Below is the block diagram of the mentioned driver (used to drive dc light loads). My understanding is this driver is using an op-amp based voltage to current converter where one of its inputs i.e. A is VCC i.e. 12V and the other input B is equal to the source terminal (C) of the load's N-MOSFET.

The o/p current of this op-amp is (VB - VA)/ Rinput; don't know why the input resistance between B and the op-amp is not shown in the driver datasheet.

During Normal Operation
When the logic turns on the gate for both MOSFETs through pin 1, both the points B and A are almost equal to 12V and the o/p current is zero.

During Failure
When the logic turns on the the gate for both MOSFETs through pin 1 but there is a short to ground on the driver's output, then point B will be at 0V but A continues to be at VCC i.e. 12V. In this scenario, the o/p current = (0-12V)/ Rinput and hence its is a non-zero current. The microcontroller will know short to ground through this non-zero op-amp output current.

Is this analysis of the driver correct?

Q2. Why the i/p A is connected to VCC and not ground?

 

Input A is the reference current input and due the variable output resistanse through the FET in opamp output it generates current proportional to load current (Load_current / K). STM has some literature with explanations for high side load switces, go to the product page and see this Application Note

 

Input A is the reference current input and due the variable output resistanse through the FET in opamp output it generates current proportional to load current (Load_current / K). STM has some literature with explanations for high side load switces, go to the product page and see this Application Note

Thanks for sharing these 2 documents. I appreciate it if you could answer the following questions pertaining to the microcontroller I/Os protection section ?

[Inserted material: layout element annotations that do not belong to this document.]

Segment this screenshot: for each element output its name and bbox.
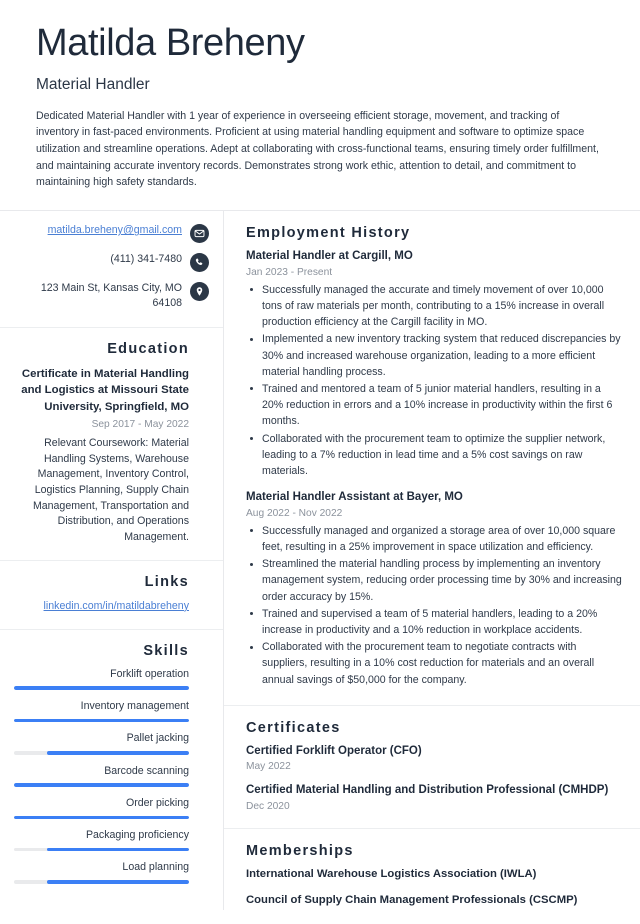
skill-progress-track <box>14 847 189 852</box>
skill-label: Inventory management <box>80 699 189 712</box>
professional-summary: Dedicated Material Handler with 1 year o… <box>36 109 599 189</box>
skill-item: Pallet jacking <box>14 732 189 755</box>
link-linkedin[interactable]: linkedin.com/in/matildabreheny <box>14 599 189 615</box>
certificate-title: Certified Material Handling and Distribu… <box>246 784 609 797</box>
skill-label: Order picking <box>126 796 189 809</box>
skill-label: Load planning <box>122 861 189 874</box>
skill-progress-fill <box>47 880 189 884</box>
map-pin-icon <box>190 282 209 302</box>
employment-section: Employment History Material Handler at C… <box>224 211 640 706</box>
skill-label: Barcode scanning <box>104 764 189 777</box>
skill-progress-track <box>14 751 189 755</box>
employment-entry: Material Handler Assistant at Bayer, MO A… <box>246 490 624 688</box>
membership-item: International Warehouse Logistics Associ… <box>246 867 537 880</box>
employment-list: Material Handler at Cargill, MO Jan 2023 … <box>246 249 624 688</box>
skill-item: Barcode scanning <box>14 765 189 787</box>
employment-bullet: Trained and supervised a team of 5 mater… <box>246 606 624 638</box>
employment-bullet: Implemented a new inventory tracking sys… <box>246 331 624 380</box>
employment-entry-title: Material Handler at Cargill, MO <box>246 250 413 263</box>
skill-item: Inventory management <box>14 699 189 723</box>
skill-item: Load planning <box>14 861 189 884</box>
certificate-entry: Certified Material Handling and Distribu… <box>246 783 624 812</box>
skill-progress-track <box>14 718 189 723</box>
education-degree: Certificate in Material Handling and Log… <box>21 368 189 413</box>
skill-progress-fill <box>14 686 189 690</box>
skill-label: Packaging proficiency <box>85 829 189 842</box>
skill-item: Packaging proficiency <box>14 829 189 852</box>
resume-body: matilda.breheny@gmail.com (411) 341-7480… <box>0 210 640 924</box>
certificate-entry: Certified Forklift Operator (CFO) May 202… <box>246 744 624 773</box>
skill-progress-track <box>14 880 189 884</box>
employment-bullet: Trained and mentored a team of 5 junior … <box>246 381 624 430</box>
education-heading: Education <box>107 341 189 358</box>
employment-bullet: Successfully managed and organized a sto… <box>246 523 624 555</box>
certificate-date: Dec 2020 <box>246 800 290 812</box>
employment-entry-date: Aug 2022 - Nov 2022 <box>246 507 343 519</box>
skills-section: Skills Forklift operation Inventory manag… <box>0 630 223 900</box>
skill-progress-track <box>14 686 189 690</box>
employment-bullet-list: Successfully managed and organized a sto… <box>246 523 624 688</box>
employment-bullet: Collaborated with the procurement team t… <box>246 639 624 688</box>
phone-value: (411) 341-7480 <box>110 253 182 266</box>
phone-icon <box>190 253 209 273</box>
certificate-date: May 2022 <box>246 761 291 773</box>
skill-progress-fill <box>47 751 189 755</box>
memberships-section: Memberships International Warehouse Logi… <box>224 829 640 924</box>
resume-header: Matilda Breheny Material Handler Dedicat… <box>0 0 640 191</box>
membership-item: Council of Supply Chain Management Profe… <box>246 894 578 906</box>
skill-progress-track <box>14 815 189 820</box>
certificates-section: Certificates Certified Forklift Operator… <box>224 706 640 829</box>
contact-address-row[interactable]: 123 Main St, Kansas City, MO 64108 <box>14 281 209 311</box>
main-content: Employment History Material Handler at C… <box>224 210 640 924</box>
employment-entry-title: Material Handler Assistant at Bayer, MO <box>246 491 463 504</box>
skill-progress-fill <box>47 847 189 852</box>
employment-bullet: Streamlined the material handling proces… <box>246 556 624 605</box>
memberships-list: International Warehouse Logistics Associ… <box>246 867 624 909</box>
skills-list: Forklift operation Inventory management Pa… <box>14 668 189 884</box>
skill-progress-fill <box>14 815 189 820</box>
page-title: Matilda Breheny <box>36 22 305 64</box>
employment-bullet-list: Successfully managed the accurate and ti… <box>246 282 624 479</box>
skills-heading: Skills <box>143 642 189 659</box>
skill-item: Order picking <box>14 796 189 820</box>
contact-email-row[interactable]: matilda.breheny@gmail.com <box>14 223 209 244</box>
contact-section: matilda.breheny@gmail.com (411) 341-7480… <box>0 211 223 329</box>
memberships-heading: Memberships <box>246 842 354 859</box>
certificates-heading: Certificates <box>246 719 341 736</box>
envelope-icon <box>190 224 209 244</box>
certificates-list: Certified Forklift Operator (CFO) May 202… <box>246 744 624 812</box>
skill-progress-track <box>14 783 189 787</box>
contact-phone-row[interactable]: (411) 341-7480 <box>14 252 209 273</box>
links-heading: Links <box>144 573 189 590</box>
skill-label: Forklift operation <box>110 667 189 680</box>
employment-entry-date: Jan 2023 - Present <box>246 266 333 278</box>
address-value: 123 Main St, Kansas City, MO 64108 <box>40 282 182 310</box>
education-date: Sep 2017 - May 2022 <box>91 418 189 430</box>
job-title: Material Handler <box>36 75 150 93</box>
sidebar: matilda.breheny@gmail.com (411) 341-7480… <box>0 210 224 911</box>
skill-label: Pallet jacking <box>126 732 189 745</box>
employment-bullet: Successfully managed the accurate and ti… <box>246 282 624 331</box>
skill-progress-fill <box>14 783 189 787</box>
education-section: Education Certificate in Material Handli… <box>0 328 223 561</box>
employment-entry: Material Handler at Cargill, MO Jan 2023 … <box>246 249 624 479</box>
links-section: Links linkedin.com/in/matildabreheny <box>0 561 223 630</box>
education-description: Relevant Coursework: Material Handling S… <box>32 437 189 544</box>
skill-progress-fill <box>14 718 189 723</box>
employment-bullet: Collaborated with the procurement team t… <box>246 431 624 480</box>
certificate-title: Certified Forklift Operator (CFO) <box>246 744 422 757</box>
email-value[interactable]: matilda.breheny@gmail.com <box>48 223 182 238</box>
employment-heading: Employment History <box>246 225 411 242</box>
skill-item: Forklift operation <box>14 668 189 690</box>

1. What the ground protection network means?
2. Does negative transient means reverse polarity i.e. VCC receiving 0V and ground receiving +12V?
3. Why would the microcontroller pins latch if the control pin gets pulled negative?

 

Many MCUs have internal diodes on every input pin for protecting it from overvoltage. Upper diode is clamping positive overvoltage to Vdd(Vcc) and lover diode is clamping negative (below the ground) overvoltage to GND(Vss), leaving about +/-0.7V overvoltage to pin. These diodes can't drive lot of current away, maybe maximum 20mA. The side effect of these diodes is ability to power up MCU core if main power is missing. Depending of MCUs input/output buffer design the buffer input/output elements can be permanently open until power removed. So STM is recommending connect this VND load switch to the ground via diode which prevents reverse connection to the power source. In automotive designs is also often used TVS diodes which prevents overvoltage spikes and power diodes to ground after fuses or polyfuses (where the fuse cannot be changed) for clamping reverse voltage and cutting it off from device.